Which of the following is definitely false?

The graph of the $f(x)$ function is given above.

According to this graph, which of the following is definitely false?

A) $\lim_{x\to -2}f(x)=1$

B) $\lim_{x\to 2^+}f(x)+\lim_{x\to 0}f(x)=4$

C) $f(x)$ is defined at $x=2$

D) $\lim_{x\to 2^-}f(x)+\lim_{x\to 0^-}f(x)=7$

E) $\lim_{x\to -2}f(x)+f(2)=-1$

My attempts:

At first, I couldn't understand the difference between false and definitely false.

A) is correct. Because, $\lim_{x\to -2^+}f(x)=\lim_{x\to -2^-}f(x)=1$.

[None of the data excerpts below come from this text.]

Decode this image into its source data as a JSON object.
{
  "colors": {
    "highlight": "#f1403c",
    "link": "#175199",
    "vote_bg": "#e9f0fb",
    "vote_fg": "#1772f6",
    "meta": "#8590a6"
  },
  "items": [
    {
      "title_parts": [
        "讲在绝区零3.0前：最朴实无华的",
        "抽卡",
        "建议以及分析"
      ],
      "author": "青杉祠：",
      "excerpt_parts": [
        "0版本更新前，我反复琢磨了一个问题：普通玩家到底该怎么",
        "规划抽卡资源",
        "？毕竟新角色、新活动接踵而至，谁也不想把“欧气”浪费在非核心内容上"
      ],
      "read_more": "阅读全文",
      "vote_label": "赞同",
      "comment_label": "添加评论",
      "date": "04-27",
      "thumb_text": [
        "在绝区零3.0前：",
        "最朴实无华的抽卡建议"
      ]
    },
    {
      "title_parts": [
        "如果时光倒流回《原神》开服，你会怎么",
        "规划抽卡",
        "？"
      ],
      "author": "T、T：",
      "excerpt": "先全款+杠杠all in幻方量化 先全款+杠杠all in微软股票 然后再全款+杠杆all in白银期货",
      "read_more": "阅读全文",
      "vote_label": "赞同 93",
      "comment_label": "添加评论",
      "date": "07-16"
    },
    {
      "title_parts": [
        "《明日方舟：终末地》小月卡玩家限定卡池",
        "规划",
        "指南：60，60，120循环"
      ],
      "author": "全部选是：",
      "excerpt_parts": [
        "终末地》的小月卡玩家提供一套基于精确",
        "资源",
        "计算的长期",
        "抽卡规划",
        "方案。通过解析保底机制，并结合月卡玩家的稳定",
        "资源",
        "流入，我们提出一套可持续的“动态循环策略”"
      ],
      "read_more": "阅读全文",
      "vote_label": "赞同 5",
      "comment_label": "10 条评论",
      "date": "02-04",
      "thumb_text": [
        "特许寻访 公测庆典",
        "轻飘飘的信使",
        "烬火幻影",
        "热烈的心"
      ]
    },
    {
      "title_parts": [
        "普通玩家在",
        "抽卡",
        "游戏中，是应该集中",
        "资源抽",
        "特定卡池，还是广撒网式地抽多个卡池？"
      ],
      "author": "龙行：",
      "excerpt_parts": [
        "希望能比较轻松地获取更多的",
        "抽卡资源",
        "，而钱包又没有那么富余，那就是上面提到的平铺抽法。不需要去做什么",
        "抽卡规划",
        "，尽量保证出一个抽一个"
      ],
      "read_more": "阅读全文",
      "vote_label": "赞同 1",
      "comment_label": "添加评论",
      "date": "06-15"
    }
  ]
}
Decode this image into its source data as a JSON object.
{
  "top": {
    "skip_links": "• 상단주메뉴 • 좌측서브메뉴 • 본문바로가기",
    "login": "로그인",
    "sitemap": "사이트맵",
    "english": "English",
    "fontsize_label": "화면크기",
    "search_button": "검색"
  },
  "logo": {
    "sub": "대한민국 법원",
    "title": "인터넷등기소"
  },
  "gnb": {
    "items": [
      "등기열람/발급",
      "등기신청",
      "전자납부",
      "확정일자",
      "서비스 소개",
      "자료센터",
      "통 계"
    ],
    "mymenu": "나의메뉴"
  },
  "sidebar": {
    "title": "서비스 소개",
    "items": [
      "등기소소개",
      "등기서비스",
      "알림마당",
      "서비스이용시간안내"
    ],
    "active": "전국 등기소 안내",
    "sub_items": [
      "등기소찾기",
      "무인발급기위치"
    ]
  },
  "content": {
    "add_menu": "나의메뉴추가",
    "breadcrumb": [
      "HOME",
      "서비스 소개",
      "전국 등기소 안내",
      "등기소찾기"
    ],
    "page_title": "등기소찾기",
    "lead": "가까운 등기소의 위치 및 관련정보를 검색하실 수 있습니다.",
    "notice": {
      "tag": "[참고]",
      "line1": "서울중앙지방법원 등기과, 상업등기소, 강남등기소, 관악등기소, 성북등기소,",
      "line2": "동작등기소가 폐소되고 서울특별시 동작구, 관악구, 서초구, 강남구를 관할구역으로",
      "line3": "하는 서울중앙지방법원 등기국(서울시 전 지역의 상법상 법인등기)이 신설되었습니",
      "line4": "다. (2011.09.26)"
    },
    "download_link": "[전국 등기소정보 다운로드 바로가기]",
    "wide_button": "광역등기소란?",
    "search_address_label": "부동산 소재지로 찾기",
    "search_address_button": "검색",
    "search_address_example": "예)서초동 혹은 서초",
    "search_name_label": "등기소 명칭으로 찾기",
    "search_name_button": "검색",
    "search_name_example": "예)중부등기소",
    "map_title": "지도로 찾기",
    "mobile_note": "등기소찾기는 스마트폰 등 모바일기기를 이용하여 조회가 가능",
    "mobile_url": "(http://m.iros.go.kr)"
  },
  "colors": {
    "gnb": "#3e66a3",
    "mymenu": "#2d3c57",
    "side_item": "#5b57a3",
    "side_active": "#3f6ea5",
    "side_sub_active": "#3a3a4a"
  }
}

B) I get, $\lim_{x\to 2^+}f(x)+\lim_{x\to 0}f(x)=1+2=3$

C) is correct. Because, it is black for the circle.

D) I get

$\lim_{x\to 2^-}f(x)+\lim_{x\to 0^-}f(x)=5+2=7$

E) I get

$\lim_{x\to -2}f(x)+f(2)=1+1=2$.

Thus, several options are definitely false. ( B and E). Where am I doing wrong?

Checking your answers:

A) Correct, it looks true.
B) Correct, it is definitely false.
C) Correct, it looks true.
D) Correct, it looks true.
E) Correct, it is definitely false.

Looks good.